Sag, was du fühlst Teil 5

Autor: ***BlackHope***
veröffentlicht am: 08.11.2008




Vor der Haustür blieb er wieder unschlüssig stehen.
Cecillia wartete untätig in ihrem Zimmer, bis sie sicher sein konnte, das Marc gegangen war. Jetzt würde sie sich ganz schön beeilen müssen, um nicht zu spät zu kommen. Den Spiegel ließ sie beim Rausgehen links liegen. Da gab es ja sowieso nichts zu sehen, außer ihren verwaschenen Jeans, dem blauen Trägertop und ihren wie immer zum Knoten aufgesteckten Haaren.
Sie vermied es bewusst, zu allem Überfluss auch noch teuere, auffällige Klamotten zu tragen, obwohl ihre Mutter sie ständig zu Einkaufstrips nach Denver mitschleppen wollte. Aber wenn man schon in einem unanständig riesigen Haus wohnte, musste man ja nicht noch durch seine Kleidung auffallen, oder?
Sie öffnete die Haustür und prallte dabei fast mit Marc zusammen, der offenbar gerade wieder auf dem Weg nach drinnen war. Einen eigenen Schlüssel hatte ihm Mr. Coulter schon am ersten Tag in die Hand gedrückt.
'Ich dachte, ich hätte was vergessen', sagte Marc etwas verlegen.
'Und jetzt ist dir wieder eingefallen, dass du falsch gedacht hast, oder was?' fragte Cecillia.'Genau. Müssen wir uns nicht etwas beeilen, damit wir nicht zu spät kommen?'
Cecillia verdrehte die Augen, ging an Marc vorbei und marschierte ohne ein weiteres Wort los.
'Nun warte schon, ich komme ja mit, ich muss auch in diese Richtung', rief Marc und holte sie mit wenigen Schritten ein.
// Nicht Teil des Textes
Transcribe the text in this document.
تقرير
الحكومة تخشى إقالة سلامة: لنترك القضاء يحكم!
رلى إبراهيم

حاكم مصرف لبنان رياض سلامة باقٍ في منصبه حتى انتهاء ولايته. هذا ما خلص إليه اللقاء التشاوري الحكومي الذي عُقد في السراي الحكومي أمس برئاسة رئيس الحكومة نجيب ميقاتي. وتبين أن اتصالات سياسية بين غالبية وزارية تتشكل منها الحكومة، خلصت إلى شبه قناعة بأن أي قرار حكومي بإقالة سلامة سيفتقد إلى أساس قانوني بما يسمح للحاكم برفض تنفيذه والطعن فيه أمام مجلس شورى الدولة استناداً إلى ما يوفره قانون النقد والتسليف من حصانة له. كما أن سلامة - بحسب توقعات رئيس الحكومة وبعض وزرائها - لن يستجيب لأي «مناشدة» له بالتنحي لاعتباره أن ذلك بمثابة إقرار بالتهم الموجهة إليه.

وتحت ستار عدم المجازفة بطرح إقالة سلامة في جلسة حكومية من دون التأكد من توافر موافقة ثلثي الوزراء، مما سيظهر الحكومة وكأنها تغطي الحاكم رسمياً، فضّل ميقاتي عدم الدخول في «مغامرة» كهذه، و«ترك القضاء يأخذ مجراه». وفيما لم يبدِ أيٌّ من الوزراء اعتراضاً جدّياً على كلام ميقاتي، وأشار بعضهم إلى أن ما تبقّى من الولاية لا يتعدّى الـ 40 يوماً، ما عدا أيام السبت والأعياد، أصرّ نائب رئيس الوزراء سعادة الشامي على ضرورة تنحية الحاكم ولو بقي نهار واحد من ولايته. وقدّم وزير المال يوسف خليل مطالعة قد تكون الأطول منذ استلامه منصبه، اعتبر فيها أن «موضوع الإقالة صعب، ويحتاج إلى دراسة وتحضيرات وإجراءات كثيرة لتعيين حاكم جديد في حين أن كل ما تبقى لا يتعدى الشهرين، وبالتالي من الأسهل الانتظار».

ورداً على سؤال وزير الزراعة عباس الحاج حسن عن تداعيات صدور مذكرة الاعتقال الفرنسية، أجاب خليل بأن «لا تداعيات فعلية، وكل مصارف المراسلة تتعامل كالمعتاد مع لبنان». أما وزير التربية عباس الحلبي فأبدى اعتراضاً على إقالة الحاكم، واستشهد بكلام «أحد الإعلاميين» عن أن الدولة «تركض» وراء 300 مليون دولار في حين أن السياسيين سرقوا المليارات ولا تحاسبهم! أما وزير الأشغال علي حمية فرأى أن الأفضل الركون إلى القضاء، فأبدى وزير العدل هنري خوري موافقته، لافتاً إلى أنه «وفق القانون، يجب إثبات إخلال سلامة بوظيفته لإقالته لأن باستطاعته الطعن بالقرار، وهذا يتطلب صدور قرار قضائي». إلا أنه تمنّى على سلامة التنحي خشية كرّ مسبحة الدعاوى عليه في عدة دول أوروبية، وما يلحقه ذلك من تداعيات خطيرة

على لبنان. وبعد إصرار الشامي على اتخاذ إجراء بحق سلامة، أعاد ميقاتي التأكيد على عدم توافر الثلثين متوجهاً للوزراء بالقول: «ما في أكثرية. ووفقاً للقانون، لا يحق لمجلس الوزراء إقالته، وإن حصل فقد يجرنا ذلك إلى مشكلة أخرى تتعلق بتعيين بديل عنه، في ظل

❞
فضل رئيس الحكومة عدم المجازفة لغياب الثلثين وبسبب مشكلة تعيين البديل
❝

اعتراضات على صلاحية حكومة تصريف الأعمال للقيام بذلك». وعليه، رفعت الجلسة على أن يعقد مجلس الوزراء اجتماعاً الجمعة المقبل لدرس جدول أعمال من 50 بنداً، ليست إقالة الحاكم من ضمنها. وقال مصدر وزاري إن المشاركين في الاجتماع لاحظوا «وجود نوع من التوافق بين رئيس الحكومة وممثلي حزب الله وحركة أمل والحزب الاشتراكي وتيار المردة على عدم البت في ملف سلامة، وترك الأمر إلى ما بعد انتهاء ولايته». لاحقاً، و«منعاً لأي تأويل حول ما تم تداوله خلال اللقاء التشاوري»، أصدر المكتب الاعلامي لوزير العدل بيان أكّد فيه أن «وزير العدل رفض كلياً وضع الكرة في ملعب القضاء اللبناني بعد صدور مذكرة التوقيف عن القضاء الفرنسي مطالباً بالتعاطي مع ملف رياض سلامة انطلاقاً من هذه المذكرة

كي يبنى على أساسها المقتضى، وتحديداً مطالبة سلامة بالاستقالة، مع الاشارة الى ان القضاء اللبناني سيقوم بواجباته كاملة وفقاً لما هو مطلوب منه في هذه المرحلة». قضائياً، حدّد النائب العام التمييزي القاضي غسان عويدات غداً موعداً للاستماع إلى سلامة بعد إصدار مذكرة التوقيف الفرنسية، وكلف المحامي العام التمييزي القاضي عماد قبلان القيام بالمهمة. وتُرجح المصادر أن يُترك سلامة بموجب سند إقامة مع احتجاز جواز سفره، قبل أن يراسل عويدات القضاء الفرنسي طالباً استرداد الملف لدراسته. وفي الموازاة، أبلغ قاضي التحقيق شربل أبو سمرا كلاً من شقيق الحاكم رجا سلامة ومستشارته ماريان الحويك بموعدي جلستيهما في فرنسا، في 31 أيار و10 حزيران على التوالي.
Schweigend lief Cecillia neben ihm her.
'Schöne Gegend hier übrigens', bemerkte Marc beiläufig. 'Der Blick aus meinem Zimmer ist ja traumhaft. Siehts bei dir auch so toll aus?'
Überrascht blickte Cecillia auf. Ehe sie etwas sagen konnte, fuhr Marc fort: 'Das darf ich zwar keinem erzählen, aber ich finde so unberührte Natur echt toll. Dafür lasse ich jede Großstadt links liegen. Na ja, sie sollte allerdings noch in erreichbarer Nähe sein, man will ja auch mal ins Kino oder so.'
Marc warf Cecillia einen Seitenblick zu, doch sie ging wieder mit gesenktem Kopf neben ihm her.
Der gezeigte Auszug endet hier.